Police: Father kills 3 kids at hotel, tells front desk


Police: Father kills 3 kids at hotel, tells front desk

BALTIMORE — A man killed his three young children at a downtown hotel Sunday, then called the front desk to report the killings, police said.

Mark Castillo, 41, of Silver Spring, called the desk at the Baltimore Marriott Inner Harbor at Camden Yards about 1:15 p.m. Sunday and said he had just killed his two sons and daughter, said police spokesman Sterling Clifford. Police identified the children as Anthony, 6, Austin, 4, and Athena, 2.

After hotel security called police, Clifford said officers went to a 10th-floor room and found three children dead and Castillo with minor cuts that appeared to have been self-inflicted, Clifford said. Castillo was taken to a hospital for treatment of the cuts and is in police custody.

CIA director: Region is ‘clear and present danger’

WASHINGTON — The situation in the border region between Afghanistan and Pakistan where al-Qaida has established a safe haven presents a “clear and present danger” to the West, the CIA director said Sunday.

Michael Hayden cited the belief by intelligence agencies that Osama bin Laden is hiding there in arguing that the U.S. has an interest in targeting the border region. If there were another terrorist attack against Americans, Hayden said, it would most certainly originate from that region.

Washington has sought reassurance that Pakistan’s new coalition government will keep the pressure on extremist groups using the country’s lawless northwest frontier as a springboard for attacks in Afghanistan and beyond.

Protests in Chile leave 1 dead, 200-plus arrested

SANTIAGO, Chile — Violent clashes between police and protesters commemorating the killing of two leftists during Chile’s 1973-90 dictatorship left one person dead, nine officers injured and more than 200 demonstrators arrested, authorities said Sunday.

The fatality was a 23-year-old man shot by masked demonstrators who claimed he was an infiltrator, Santiago Gov. Alvaro Erazo said.

The protests broke out Saturday night and lasted into Sunday morning in several working-class neighborhoods in Chile’s capital. Police used tear gas and water cannons against hundreds of protesters commemorating the “Day of the Young Combatant,” a day that marks the killing by police 23 years ago of two young brothers during Gen. Augusto Pinochet’s dictatorship.

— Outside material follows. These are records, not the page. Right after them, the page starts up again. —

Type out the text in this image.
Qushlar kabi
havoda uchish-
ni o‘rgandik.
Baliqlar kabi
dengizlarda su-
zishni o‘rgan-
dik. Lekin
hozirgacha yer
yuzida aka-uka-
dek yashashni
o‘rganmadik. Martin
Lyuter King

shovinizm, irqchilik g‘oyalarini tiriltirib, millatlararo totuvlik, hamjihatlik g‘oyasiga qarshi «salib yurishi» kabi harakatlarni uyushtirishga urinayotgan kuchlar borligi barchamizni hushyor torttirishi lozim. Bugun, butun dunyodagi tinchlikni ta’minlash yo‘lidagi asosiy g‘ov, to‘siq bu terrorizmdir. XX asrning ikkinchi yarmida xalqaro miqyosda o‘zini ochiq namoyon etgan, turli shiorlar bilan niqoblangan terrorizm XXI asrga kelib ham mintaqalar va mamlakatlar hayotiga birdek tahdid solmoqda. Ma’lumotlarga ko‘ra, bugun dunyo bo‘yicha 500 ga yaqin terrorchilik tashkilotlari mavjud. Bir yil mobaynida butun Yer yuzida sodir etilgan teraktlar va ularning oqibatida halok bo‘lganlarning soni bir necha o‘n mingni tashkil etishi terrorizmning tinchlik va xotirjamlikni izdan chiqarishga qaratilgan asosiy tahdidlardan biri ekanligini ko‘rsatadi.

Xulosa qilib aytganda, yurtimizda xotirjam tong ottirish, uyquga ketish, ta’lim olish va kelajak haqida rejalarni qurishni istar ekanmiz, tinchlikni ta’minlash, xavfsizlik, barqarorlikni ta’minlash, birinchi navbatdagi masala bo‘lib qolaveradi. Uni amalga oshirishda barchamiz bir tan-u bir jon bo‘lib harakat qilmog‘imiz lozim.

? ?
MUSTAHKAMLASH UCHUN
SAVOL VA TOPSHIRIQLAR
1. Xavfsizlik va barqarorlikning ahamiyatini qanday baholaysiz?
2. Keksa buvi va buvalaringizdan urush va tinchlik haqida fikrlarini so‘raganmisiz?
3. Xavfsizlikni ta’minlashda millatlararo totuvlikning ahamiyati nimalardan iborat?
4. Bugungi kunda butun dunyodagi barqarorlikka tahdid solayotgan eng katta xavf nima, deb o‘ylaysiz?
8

Police said one officer was shot in a leg and hospitalized. Eight other policemen were injured.

2 tons of cocaine seized

LIMA, Peru — Police seized more than 2 tons of cocaine and arrested four alleged members of an international drug-trafficking gang in two coordinated raids, Peruvian officials said Sunday.

Authorities confiscated 1.7 tons of cocaine from a house in a Lima suburb and another half-ton from a building in the neighboring port of Callao late Saturday, said Col. Demetrio Perez Vargas, chief of information for Peru’s national police.

The cocaine, found hidden in king-size mattresses, was apparently destined for Europe, police said in a statement. A Venezuelan and three Peruvians were arrested.

Peruvian authorities have confiscated nearly 11 tons of drugs in the first three months of 2008, according to the national police.

Suspect breaks out of jail

MEXICO CITY — One of two suspects in the killing of a University of Colorado student who was vacationing in a Mexican resort town has escaped from jail, police said Sunday.

The guard on duty accidentally released 30-year-old Alfonso Ramirez Sastre on Friday morning after he apparently swapped clothing with a cellmate, a Puerto Vallarta municipal police spokeswoman said on condition of anonymity. Ramirez and Daniel Vargas, also 30, had been arrested in the Wednesday shooting death of 21-year-old David Parrish of Boulder, Colo., she said. Police believe Ramirez fired the gun.

Gene hunting paying off

NEW YORK — Scientists are scanning human DNA with a precision and scope once unthinkable and rapidly finding genes linked to cancer, arthritis, diabetes and other diseases.

It’s a payoff from a landmark achievement completed five years ago — the identification of all the building blocks in the human DNA. Follow-up research and leaps in DNA-scanning technology have opened up a flood of new reports about genetic links to disease.

Three research groups reported finding several genetic variants tied to the risk of getting prostate cancer.

And over the past year or so, scientists have reported similar results for conditions ranging from heart attack to multiple sclerosis to gallstones.